I still had to have credentials though. So I did what I was supposed to do, I thought. Boomers always do that. We're not the ones who push the envelope. We're the ones who spill out of the envelope when it's too full.
And then world just has to deal with us. I'm sorry that my diaries go around in circles all the time. But my life has gone full circle so many times I am having a hard time keeping it straight.
Chattel Mortgages. That's what this diary was supposed to be about.

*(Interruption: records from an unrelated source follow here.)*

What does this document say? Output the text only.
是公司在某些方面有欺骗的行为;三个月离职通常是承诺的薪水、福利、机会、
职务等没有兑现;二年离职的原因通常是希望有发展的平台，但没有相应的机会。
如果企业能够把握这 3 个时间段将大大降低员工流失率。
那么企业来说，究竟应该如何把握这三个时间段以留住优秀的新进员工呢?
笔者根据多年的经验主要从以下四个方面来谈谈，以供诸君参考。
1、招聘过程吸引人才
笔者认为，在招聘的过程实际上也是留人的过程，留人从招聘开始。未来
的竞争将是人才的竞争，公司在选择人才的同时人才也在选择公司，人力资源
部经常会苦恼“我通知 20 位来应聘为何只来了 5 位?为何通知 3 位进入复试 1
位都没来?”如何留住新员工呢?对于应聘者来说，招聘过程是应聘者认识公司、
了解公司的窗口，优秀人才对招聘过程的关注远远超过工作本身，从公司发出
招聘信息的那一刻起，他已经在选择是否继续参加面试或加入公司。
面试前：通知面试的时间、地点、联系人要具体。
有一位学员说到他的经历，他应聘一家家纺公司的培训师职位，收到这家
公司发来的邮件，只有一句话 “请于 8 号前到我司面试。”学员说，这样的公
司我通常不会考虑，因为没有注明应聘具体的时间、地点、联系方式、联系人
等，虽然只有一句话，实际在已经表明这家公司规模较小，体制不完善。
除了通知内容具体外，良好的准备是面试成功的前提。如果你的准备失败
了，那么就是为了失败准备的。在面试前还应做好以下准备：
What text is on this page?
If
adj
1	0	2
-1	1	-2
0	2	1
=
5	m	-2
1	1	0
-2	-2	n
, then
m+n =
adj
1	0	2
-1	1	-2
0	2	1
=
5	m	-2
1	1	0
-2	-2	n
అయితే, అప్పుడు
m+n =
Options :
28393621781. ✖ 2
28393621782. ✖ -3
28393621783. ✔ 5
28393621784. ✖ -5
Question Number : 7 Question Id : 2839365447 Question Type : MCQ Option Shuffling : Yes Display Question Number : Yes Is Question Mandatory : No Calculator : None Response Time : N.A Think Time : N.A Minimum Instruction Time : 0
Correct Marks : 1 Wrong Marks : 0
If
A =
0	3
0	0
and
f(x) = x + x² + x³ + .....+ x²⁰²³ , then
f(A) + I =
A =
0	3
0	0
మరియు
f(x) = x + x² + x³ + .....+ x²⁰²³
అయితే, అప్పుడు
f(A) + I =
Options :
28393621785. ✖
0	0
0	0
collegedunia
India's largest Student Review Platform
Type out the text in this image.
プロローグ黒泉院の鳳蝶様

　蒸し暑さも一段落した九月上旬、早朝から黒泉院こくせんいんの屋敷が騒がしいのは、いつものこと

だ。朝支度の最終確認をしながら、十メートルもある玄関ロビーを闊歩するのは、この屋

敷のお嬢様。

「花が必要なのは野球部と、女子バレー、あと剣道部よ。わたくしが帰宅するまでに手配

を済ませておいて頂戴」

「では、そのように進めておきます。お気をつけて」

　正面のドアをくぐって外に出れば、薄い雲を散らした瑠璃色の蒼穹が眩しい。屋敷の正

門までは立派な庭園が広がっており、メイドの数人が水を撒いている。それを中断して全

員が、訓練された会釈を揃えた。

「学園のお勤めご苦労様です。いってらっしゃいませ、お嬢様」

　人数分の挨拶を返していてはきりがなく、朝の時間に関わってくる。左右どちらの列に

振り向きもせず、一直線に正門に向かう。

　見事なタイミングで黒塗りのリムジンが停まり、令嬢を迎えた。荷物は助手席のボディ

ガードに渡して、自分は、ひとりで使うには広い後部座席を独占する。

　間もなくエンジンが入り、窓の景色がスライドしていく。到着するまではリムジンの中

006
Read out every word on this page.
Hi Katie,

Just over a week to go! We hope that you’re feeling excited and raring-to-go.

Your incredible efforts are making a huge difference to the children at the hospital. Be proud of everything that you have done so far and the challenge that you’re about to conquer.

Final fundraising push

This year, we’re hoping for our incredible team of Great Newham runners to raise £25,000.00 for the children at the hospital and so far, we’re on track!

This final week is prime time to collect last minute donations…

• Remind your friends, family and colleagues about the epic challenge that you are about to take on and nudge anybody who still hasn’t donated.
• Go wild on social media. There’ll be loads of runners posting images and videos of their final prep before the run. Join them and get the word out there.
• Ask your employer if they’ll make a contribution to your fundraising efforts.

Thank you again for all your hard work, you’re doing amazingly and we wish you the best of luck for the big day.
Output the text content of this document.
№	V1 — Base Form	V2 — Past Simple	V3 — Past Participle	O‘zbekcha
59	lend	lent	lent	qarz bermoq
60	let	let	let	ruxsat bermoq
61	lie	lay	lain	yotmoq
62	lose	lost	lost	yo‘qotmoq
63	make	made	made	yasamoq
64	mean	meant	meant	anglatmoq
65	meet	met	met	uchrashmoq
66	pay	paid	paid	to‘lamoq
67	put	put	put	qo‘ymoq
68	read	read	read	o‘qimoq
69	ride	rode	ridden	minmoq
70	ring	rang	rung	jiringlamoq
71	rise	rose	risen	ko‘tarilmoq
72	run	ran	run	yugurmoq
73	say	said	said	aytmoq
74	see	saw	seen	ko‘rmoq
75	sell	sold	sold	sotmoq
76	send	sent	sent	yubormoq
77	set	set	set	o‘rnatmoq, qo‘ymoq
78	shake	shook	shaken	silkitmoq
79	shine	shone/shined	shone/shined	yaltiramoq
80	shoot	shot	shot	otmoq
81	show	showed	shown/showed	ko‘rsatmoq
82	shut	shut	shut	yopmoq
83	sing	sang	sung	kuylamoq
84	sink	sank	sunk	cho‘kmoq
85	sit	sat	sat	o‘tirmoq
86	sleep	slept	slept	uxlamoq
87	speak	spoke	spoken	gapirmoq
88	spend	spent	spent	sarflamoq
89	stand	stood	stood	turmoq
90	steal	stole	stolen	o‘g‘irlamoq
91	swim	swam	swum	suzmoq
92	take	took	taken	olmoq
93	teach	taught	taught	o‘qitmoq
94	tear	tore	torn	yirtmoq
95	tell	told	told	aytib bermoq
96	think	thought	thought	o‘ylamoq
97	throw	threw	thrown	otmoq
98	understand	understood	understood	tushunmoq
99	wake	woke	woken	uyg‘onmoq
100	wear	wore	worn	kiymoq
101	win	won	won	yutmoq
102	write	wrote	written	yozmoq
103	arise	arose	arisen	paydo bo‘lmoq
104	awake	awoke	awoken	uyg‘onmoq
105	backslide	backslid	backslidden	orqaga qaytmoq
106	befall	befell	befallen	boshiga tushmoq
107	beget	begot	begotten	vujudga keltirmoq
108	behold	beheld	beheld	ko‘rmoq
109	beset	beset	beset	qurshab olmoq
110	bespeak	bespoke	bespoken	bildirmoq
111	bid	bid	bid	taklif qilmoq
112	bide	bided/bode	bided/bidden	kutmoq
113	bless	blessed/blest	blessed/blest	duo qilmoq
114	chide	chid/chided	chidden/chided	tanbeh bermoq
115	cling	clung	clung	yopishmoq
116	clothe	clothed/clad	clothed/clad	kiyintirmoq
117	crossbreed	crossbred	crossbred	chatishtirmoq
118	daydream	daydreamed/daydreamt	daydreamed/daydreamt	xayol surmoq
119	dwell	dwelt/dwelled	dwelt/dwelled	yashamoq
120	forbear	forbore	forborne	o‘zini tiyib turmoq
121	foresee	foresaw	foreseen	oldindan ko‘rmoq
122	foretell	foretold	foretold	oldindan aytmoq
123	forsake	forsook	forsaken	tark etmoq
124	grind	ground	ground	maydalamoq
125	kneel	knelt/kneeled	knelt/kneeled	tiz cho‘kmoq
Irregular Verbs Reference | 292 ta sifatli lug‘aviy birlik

I'm getting to that. Here's what I found when I innocently looked up the term:
This article aims to determine when, where, and under what
circumstances the first chattel mortgage statutes arose. This article
first examines the southern colonial statutes mentioned in those
early American appellate opinions and traces them to their earliest
version. The article then explores analogous Anglo-American
recording statutes for personalty, some mentioned in the early
American appellate opinions as potential sources of the southern
colonial chattel mortgage acts. These two investigations establish
that the first chattel mortgage acts arose in the Chesapeake
colonies during the mid-seventeenth century, shortly after the
development of the nonpossessory secured transaction. The article
then analyzes the earliest reported southern American opinions,
from the late eighteenth and early nineteenth centuries, for clues
to the circumstances giving rise to the first chattel mortgage acts.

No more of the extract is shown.